5. A certain Jew. Abruptly, the scene changes from the court of Persia to a humble Jewish home somewhere in the capital. So far as is known no Jews were ever taken captive to Shushan, and the Jews who lived there probably did so by choice. According to Jewish tradition, Mordecai was engaged in some commercial enterprise before destiny linked him with the Persian court.
Mordecai. On the possible identification of Mordecai as the Marduka of a cuneiform tablet, see Introduction, 458.
Mordecai was a Jew of the tribe of Benjamin destined to occupy a place of honor in the annals of his people. It is not certain whether the ancestor of Mordecai “carried away from Jerusalem [to Babylon] with the captivity” ( 6) was Kish or Jair; Hebrew syntax would permit either. If it be Kish, then Kish was Mordecai’s grandfather. Three or four generations would appropriately span the 118 years that intervened. If, on the other hand, it be Jair, then Shimei and Kish were pre-captivity ancestors of Mordecai, whose precise relationship is not known. In the latter case the genealogy here given would not represent Mordecai’s immediate ancestors but others further removed from him, given to identify his family descent. This practice accords with Hebrew custom (see on Matt. 1:8, 17). In the Bible the terms “father” and “son” do not always indicate immediate relationship, but often simply ancestry and descent (see I, 181, and on Gen. 37:35). It is possible that Kish was a distant ancestor of Mordecai.
Nearly 60 years prior to the events narrated in the book of Esther, Cyrus decreed that all Jews desirous of doing so might return to Palestine, but Mordecai’s parents had chosen to remain in the land of their captivity. This seems to have been the case with the vast majority of the Jewish people (see PK 598). When Mordecai’s cousin, Hadassah (Esther; see Introduction, 457), was left an orphan he adopted her and reared her as if she were his own child.

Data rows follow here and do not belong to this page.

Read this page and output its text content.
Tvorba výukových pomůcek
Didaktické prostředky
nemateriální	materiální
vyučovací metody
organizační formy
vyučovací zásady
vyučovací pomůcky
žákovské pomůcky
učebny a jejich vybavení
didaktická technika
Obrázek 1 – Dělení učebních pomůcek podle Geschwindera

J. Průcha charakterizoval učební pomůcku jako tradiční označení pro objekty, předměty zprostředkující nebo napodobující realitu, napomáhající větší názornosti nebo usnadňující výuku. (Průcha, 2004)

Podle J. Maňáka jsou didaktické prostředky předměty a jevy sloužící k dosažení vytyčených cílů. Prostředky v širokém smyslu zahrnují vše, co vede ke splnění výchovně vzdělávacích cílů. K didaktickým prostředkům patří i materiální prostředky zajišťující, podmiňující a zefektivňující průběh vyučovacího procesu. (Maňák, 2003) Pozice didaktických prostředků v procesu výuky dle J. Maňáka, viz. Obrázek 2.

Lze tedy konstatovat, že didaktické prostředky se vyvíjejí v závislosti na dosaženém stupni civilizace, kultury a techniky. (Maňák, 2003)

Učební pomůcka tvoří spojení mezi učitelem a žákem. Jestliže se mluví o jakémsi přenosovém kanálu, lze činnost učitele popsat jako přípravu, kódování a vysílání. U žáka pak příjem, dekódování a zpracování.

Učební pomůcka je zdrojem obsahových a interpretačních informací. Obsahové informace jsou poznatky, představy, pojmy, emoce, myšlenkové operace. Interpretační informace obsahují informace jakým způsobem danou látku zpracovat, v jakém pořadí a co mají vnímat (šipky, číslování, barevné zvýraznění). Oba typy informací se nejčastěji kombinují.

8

Some have identified Mordecai with Matacas (or Natacas), whom the Greek historian Ctesias speaks of as an influential minister of Xerxes. While working on certain cuneiform tablets in the Berlin Museum, Prof. A. Ungnad found a text that mentions a certain man named Marduka (the Babylonian transliteration for Mordecai) as one of the high state officials in Shushan during the reign of Xerxes. His title, sipîr, indicates high rank and influence (see Introduction, 458). The presence of a man of influence bearing the same name, living in the same city at the same time, is significant.